Dans le régime du vivant « nous reconnaissons dans la mise en terre du grain la folle promesse de l’arbre, dans la mise en linceul de la chenille, celle du papillon dans le débarquement imprévu de notre belle-famille, celle d’une fête comparable aux antiques dionysies […]. » alors que dans le premier régime, « le temps c’est de l’argent », « on voit les mêmes choses, mais selon une estimation sans estime, une connaissance sans reconnaissance ; on évalue ce que rapportera le grain, on soupèse le papillon selon sa plus ou moins grande utilité, on reste persuadé que l’arrivée de la belle famille est un dérangement, à moins qu’il n’y ait la possibilité de faire des affaires avec son beau-père, ou que l’oncle Frédéric, qui heureusement ne s’est pas reproduit, ne nous couche sur son testament. Si la planification nous permet en partie de survivre, c’est malgré tout la reconnaissance de l’inespéré qui nous donne d’être bien vivants. […] On découvre alors le donné au-delà du construit, la grâce au-delà des affaires, l’impayable au-delà de l’achetable. »

Si vous avez l’occasion, je vous invite à lire le passage d’une trentaine de lignes absolument passionnant et percutant pp 36-38, édition Magnificat, 2016.

2. Une vision du monde où nous sommes au centre de celui-ci

L’augmentation dans notre quotidien de la présence des technologies nous fait oublier que beaucoup des éléments qui nous entourent à son propre rythme car elles nous ont fait rentrer dans une relation unidimensionnelle : on commande et la machine obéit (normalement du moins). On oublie que la nature ou les personnes autour de nous ont leur propre rythme. Comme le Pape François l’explique très bien dans son Encyclique Laudato Si (point 106) « C’est comme si le sujet se trouvait devant quelque chose d’informe, totalement disponible pour sa manipulation. » Il développe :

L’intervention humaine sur la nature s’est toujours vérifiée, mais longtemps elle a eu comme caractéristique d’accompagner, de se plier aux possibilités qu’offrent les choses elles-mêmes. Il s’agissait de recevoir ce que la réalité naturelle permet de soi, comme en tendant la main. Maintenant, en revanche, ce qui intéresse c’est d’extraire tout ce qui est possible des choses par l’imposition de la main de l’être humain, qui tend à ignorer ou à oublier la réalité même de ce qu’il a devant lui.

Pape François, 2015

Cette vision des choses, qui place l’homme au centre de tout alimente un double mensonge : celui que nous sommes maitre de tout ce qui nous entoure et de nous situer sans cesse dans une posture qui saisit, qui prend, et non qui reçoit, en plus du mensonge que les choses peuvent nous apporter d’une manière infinie tout ce que nous souhaitons. Or, nous prenons petit à petit conscience que les ressources de notre terre sont limitées et ne peuvent répondre d’une manière infinie à toutes nos demandes.
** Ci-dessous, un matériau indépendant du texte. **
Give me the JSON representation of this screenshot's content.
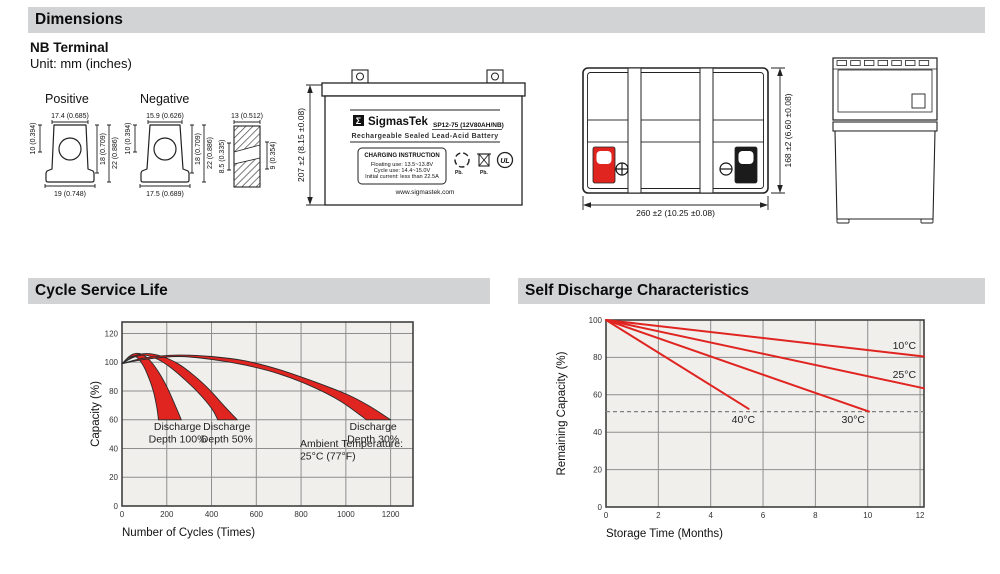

3. Une schizophrénie et une perte d’identité totale

La troisième conséquence de la déconnexion du Vivant est selon moi, une schizophrénie (comme je l’évoquais brièvement en conclusion du précédent article) et la perte d’identité totale. Le Pape François faisait remarquer d’ailleurs dans cette même encyclique que les déserts augmentent sur la terre à mesure que les déserts augmentent dans les coeurs parce que nous avons perdu de vue l’essentiel et le sens de la vie.
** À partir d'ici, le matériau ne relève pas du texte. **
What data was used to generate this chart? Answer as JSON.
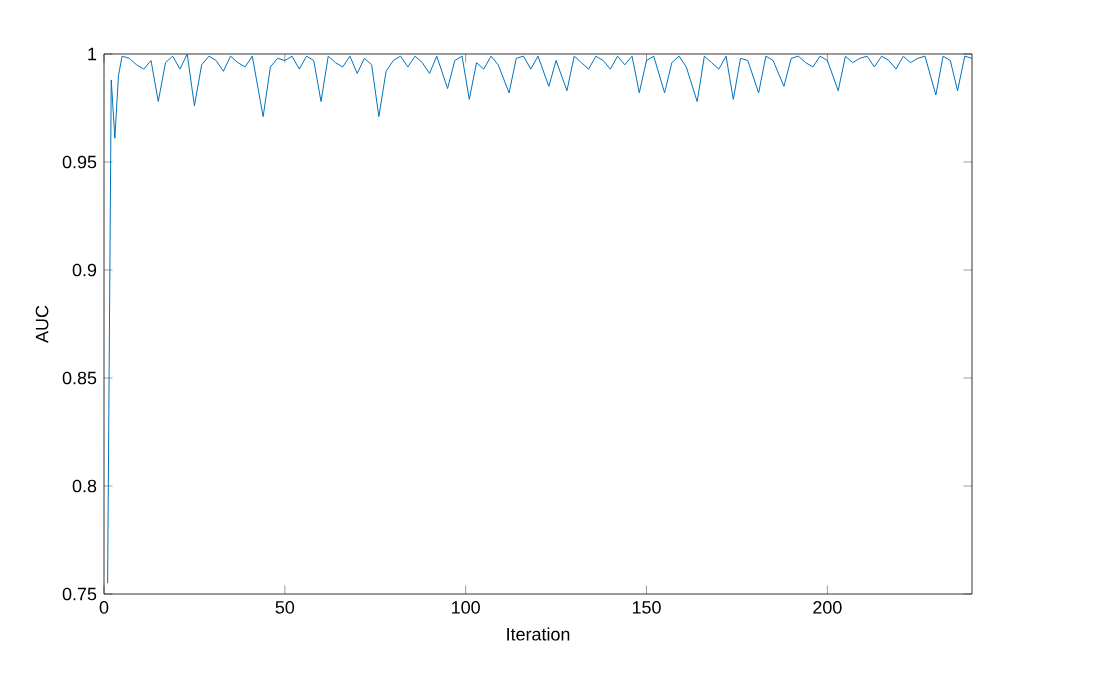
{
  "chart_data": {
    "type": "line",
    "xlabel": "Iteration",
    "ylabel": "AUC",
    "xlim": [
      0,
      240
    ],
    "ylim": [
      0.75,
      1
    ],
    "xticks": [
      0,
      50,
      100,
      150,
      200
    ],
    "yticks": [
      0.75,
      0.8,
      0.85,
      0.9,
      0.95,
      1
    ],
    "grid": false,
    "marker": "none",
    "line_style": "solid",
    "series": [
      {
        "color": "#0072bd",
        "x": [
          1,
          2,
          3,
          4,
          5,
          7,
          9,
          11,
          13,
          15,
          17,
          19,
          21,
          23,
          25,
          27,
          29,
          31,
          33,
          35,
          37,
          39,
          41,
          44,
          46,
          48,
          50,
          52,
          54,
          56,
          58,
          60,
          62,
          64,
          66,
          68,
          70,
          72,
          74,
          76,
          78,
          80,
          82,
          84,
          86,
          88,
          90,
          92,
          95,
          97,
          99,
          101,
          103,
          105,
          107,
          109,
          112,
          114,
          116,
          118,
          120,
          123,
          125,
          128,
          130,
          132,
          134,
          136,
          138,
          140,
          142,
          144,
          146,
          148,
          150,
          152,
          155,
          157,
          159,
          161,
          164,
          166,
          168,
          170,
          172,
          174,
          176,
          178,
          181,
          183,
          185,
          188,
          190,
          192,
          194,
          196,
          198,
          200,
          203,
          205,
          207,
          209,
          211,
          213,
          215,
          217,
          219,
          221,
          223,
          225,
          227,
          230,
          232,
          234,
          236,
          238,
          240
        ],
        "values": [
          0.755,
          0.988,
          0.961,
          0.99,
          0.999,
          0.998,
          0.995,
          0.993,
          0.997,
          0.978,
          0.996,
          0.999,
          0.993,
          1.0,
          0.976,
          0.995,
          0.999,
          0.997,
          0.992,
          0.999,
          0.996,
          0.994,
          0.999,
          0.971,
          0.994,
          0.998,
          0.997,
          0.999,
          0.993,
          0.999,
          0.997,
          0.978,
          0.999,
          0.996,
          0.994,
          0.999,
          0.991,
          0.998,
          0.995,
          0.971,
          0.992,
          0.997,
          0.999,
          0.994,
          0.999,
          0.996,
          0.991,
          0.999,
          0.984,
          0.997,
          0.999,
          0.979,
          0.996,
          0.993,
          0.999,
          0.995,
          0.982,
          0.998,
          0.999,
          0.993,
          0.999,
          0.985,
          0.997,
          0.983,
          0.999,
          0.996,
          0.993,
          0.999,
          0.997,
          0.993,
          0.999,
          0.995,
          0.999,
          0.982,
          0.997,
          0.999,
          0.982,
          0.996,
          0.999,
          0.994,
          0.978,
          0.999,
          0.996,
          0.993,
          0.999,
          0.979,
          0.998,
          0.997,
          0.982,
          0.999,
          0.997,
          0.985,
          0.998,
          0.999,
          0.996,
          0.994,
          0.999,
          0.997,
          0.983,
          0.999,
          0.996,
          0.998,
          0.999,
          0.994,
          0.999,
          0.997,
          0.993,
          0.999,
          0.996,
          0.998,
          0.999,
          0.981,
          0.999,
          0.997,
          0.983,
          0.999,
          0.998
        ]
      }
    ]
  }
}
Nous avons perdu notre d’identité parce qu’on s’est déconnecté de notre essence. Peu de personnes prennent le temps de nourrir leur vie intérieure et spirituelle. La frénésie de la consommation ne laisse plus de temps pour ces choses là. On s’est déconnecté de notre Créateur, et donc on s’est déconnecté du sens de la vie et de notre vocation fondamentale qui est d’aimer et d’être aimé. On s’est déconnecté de nos émotions profondes comme guide vers une vie plus heureuse et ajustée. Je parle bien d’émotions profondes et non de passions éphémères non discernées.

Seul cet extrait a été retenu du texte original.